So – just how dirty is your tea towel?

The 102.9 Hot Tomato Breakfast team with Professor Anne Roiko and the dirty tea towel results.

Two Griffith University academics have put a breakfast radio team’s tea towels under the microscope to reveal just how many germs like to call them home.

Associate Professor Helen Stratton, an expert in microbiology from the School of Environment and Science, put Flan, Emily Jade and Christo from the 102.9FM Hot Tomato Gold Coast Breakfast show team and their tea towels to the test after on on-air discussion over how frequent – or infrequent – the average person should wash their tea towel led to a call for each of the presenters’ to undergo analysis.

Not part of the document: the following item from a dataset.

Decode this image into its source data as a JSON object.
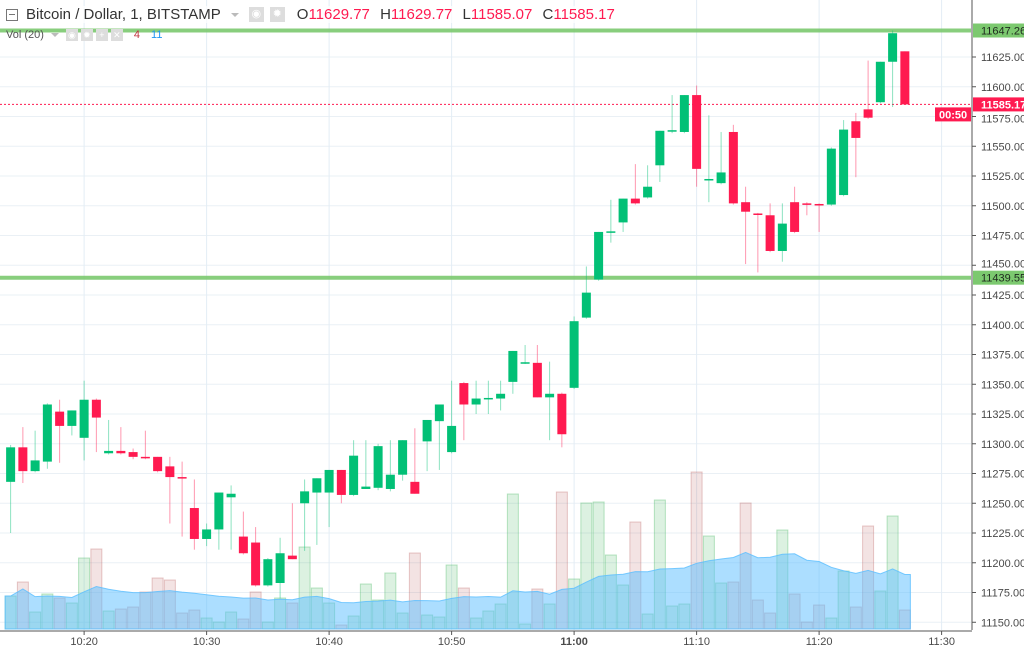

“We’ll discover how much bacteria is on the tea towels through some lab tests,” Associate Professor Stratton said.

“It depends how dirty they are and if they stay wet. If they dry out and they’re warm the bacteria can’t necessarily survive. It will be interesting.”

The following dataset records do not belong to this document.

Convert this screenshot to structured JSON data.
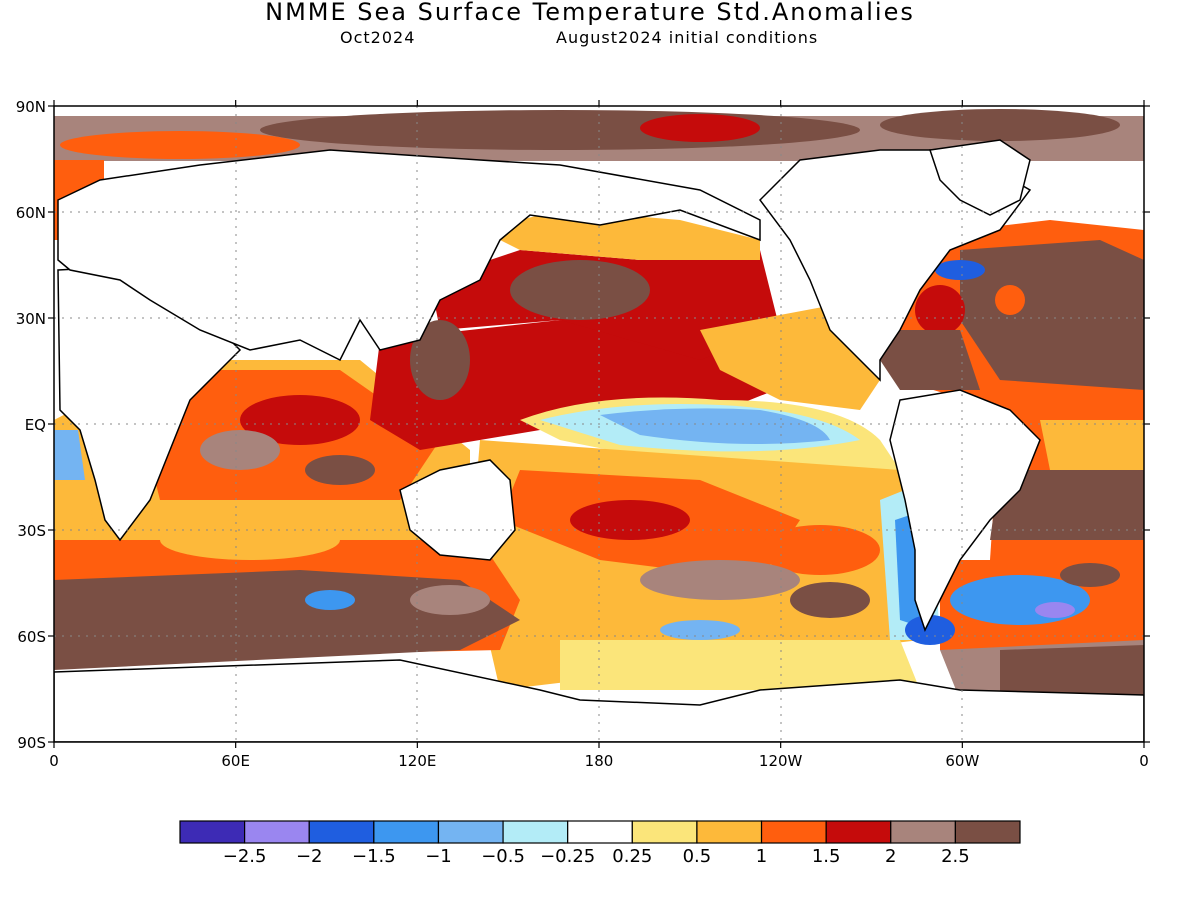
{
  "title": "NMME Sea Surface Temperature Std.Anomalies",
  "subtitle_left": "Oct2024",
  "subtitle_right": "August2024 initial conditions",
  "lat_labels": [
    "90N",
    "60N",
    "30N",
    "EQ",
    "30S",
    "60S",
    "90S"
  ],
  "lon_labels": [
    "0",
    "60E",
    "120E",
    "180",
    "120W",
    "60W",
    "0"
  ],
  "colorbar": {
    "colors": [
      "#3d2bb5",
      "#9a86f0",
      "#1f5ee0",
      "#3d97f0",
      "#74b4f2",
      "#b3ecf7",
      "#ffffff",
      "#fbe57a",
      "#fdb93a",
      "#ff5e0e",
      "#c50b0b",
      "#a8847c",
      "#7a4f44"
    ],
    "labels": [
      "−2.5",
      "−2",
      "−1.5",
      "−1",
      "−0.5",
      "−0.25",
      "0.25",
      "0.5",
      "1",
      "1.5",
      "2",
      "2.5"
    ]
  }
}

Emily Jade said she washed her tea towels daily, Flan washed his every couple of days, and Christo washed his once a week.

The tea towels were taken to a lab at Griffith University, cut up into 2cm squares, the squares were then rolled on to agar plates, which is a food source for bacteria – thankfully none of the tea towels revealed any presence of faecal matter, but they did grow a range of other bacteria.

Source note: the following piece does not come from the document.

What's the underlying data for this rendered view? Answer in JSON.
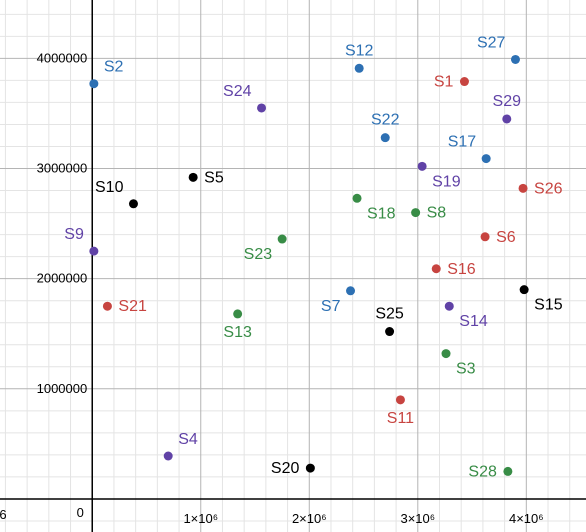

Professor Anne Roiko from Griffith’s School of Medicine appeared in the studio a few days later to deliver the results to the presenters – Emily Jade’s was the cleanest, Flan’s was second cleanest, but Christo’s was riddled with bacteria.

“Christo’s bacteria were so high we couldn’t even count them. All we did was rub your tea towel for 10 seconds on the agar and cook it for 24 hours, and all these spots of bacteria appeared,” Professor Roiko said.

“All the tea towels grew bacteria, and that’s the important thing – you can’t keep tea towels clean. The minute you start wiping things with them they’re going to start attracting bacteria.”

Professor Roiko said recent research from the US found ecoli and other harmful bacteria on tea towels.

“The key thing to do is keep your hand towels and tea towels separate – use your hand towels for wiping your hands and leave your tea towels for drying the dishes,” she said.

“But just washing them is not enough. Really hot water and a bit of bleach, then putting them in the sun to drywill kill some of the bugs.”